At least 14 dead in Alabama as tornadoes whip through Deep South

At least 14 dead in Alabama as tornadoes whip through Deep South

At least 14 dead in Alabama as tornadoes whip through Deep South

She said searches of damaged homes and structures had turned up no serious injuries or deaths there. "Most areas will see around 0.5-1" of rain by the end of the day, but higher amounts are possible in heavier storms. Some homes were also destroyed.

"We've still got people being pulled out of rubble", he told the Birmingham News newspaper. "We're going to be here all night".

Most of the damage was reported near Beauregard, and there were two confirmed fatalities in that area.

The threat of severe weather was expected to continue until late Sunday.

- At least 14 people died, a number of others were hurt, and widespread damage resulted from a powerful storm system that blew through Alabama and Georgia Sunday.

Photos on social media from a highway near Smiths Station, about 20 miles (32 km) east of Beauregard, showed a large bar called the Buck Wild Saloon with its roof torn off and missing most of a wall after the storm swept through.

In a tweet, Governor Kay Ivey announced the Alabama Emergency Management Agency and other agencies were working to provide assistance to those affected. Power appeared out to homes and businesses around the community in southeast Alabama.


Alabama Gov. Kay Ivey has also extended the state of emergency she issued on February 23 to cover the entire state.
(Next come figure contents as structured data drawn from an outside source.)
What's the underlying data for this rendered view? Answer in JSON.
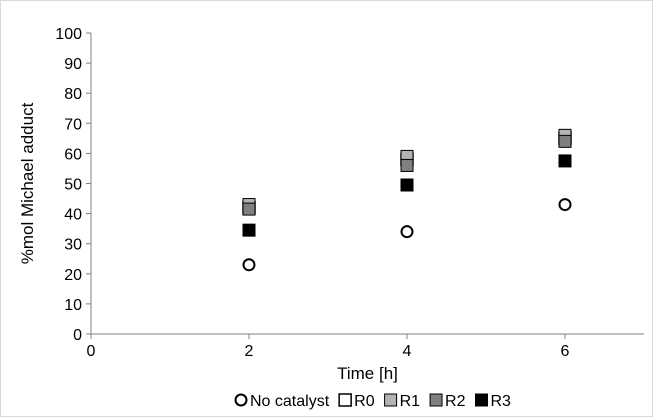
{
  "chart_data": {
    "type": "scatter",
    "title": "",
    "xlabel": "Time [h]",
    "ylabel": "%mol Michael adduct",
    "xlim": [
      0,
      7
    ],
    "ylim": [
      0,
      100
    ],
    "xticks": [
      0,
      2,
      4,
      6
    ],
    "yticks": [
      0,
      10,
      20,
      30,
      40,
      50,
      60,
      70,
      80,
      90,
      100
    ],
    "grid": false,
    "legend_position": "bottom",
    "series": [
      {
        "name": "No catalyst",
        "marker": "circle-open",
        "color": "#000000",
        "x": [
          2,
          4,
          6
        ],
        "y": [
          23,
          34,
          43
        ],
        "err": [
          0,
          0,
          0
        ]
      },
      {
        "name": "R0",
        "marker": "square-open",
        "color": "#000000",
        "x": [
          2,
          4,
          6
        ],
        "y": [
          42,
          58,
          65
        ],
        "err": [
          1,
          1,
          1
        ]
      },
      {
        "name": "R1",
        "marker": "square",
        "color": "#b3b3b3",
        "x": [
          2,
          4,
          6
        ],
        "y": [
          43,
          59,
          66
        ],
        "err": [
          1,
          1,
          1
        ]
      },
      {
        "name": "R2",
        "marker": "square",
        "color": "#7f7f7f",
        "x": [
          2,
          4,
          6
        ],
        "y": [
          41.5,
          56,
          64
        ],
        "err": [
          1.5,
          1.5,
          1.5
        ]
      },
      {
        "name": "R3",
        "marker": "square",
        "color": "#000000",
        "x": [
          2,
          4,
          6
        ],
        "y": [
          34.5,
          49.5,
          57.5
        ],
        "err": [
          1.5,
          1,
          1.5
        ]
      }
    ]
  }
}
Lee County Schools will be closed Monday due to the storms.

Radar and video evidence showed what looked like a large tornado crossing the area near Beauregard shortly after 2 p.m. Sunday, said meteorologist Meredith Wyatt with the Birmingham, Alabama, office of the National Weather Service.

EMA officials said they are still assessing the damage and injuries in the Beauregard area and lots of first responders are on the scene.

In the Columbus area, more than 11,000 Georgia Power residents had no electricity about 4:30 p.m. Sunday.

There will be a risk of strong to severe storms across all of southwest Alabama today, according to the National Weather Service in Mobile.

"Those without power who rely on electric heat need to find ways to stay warm".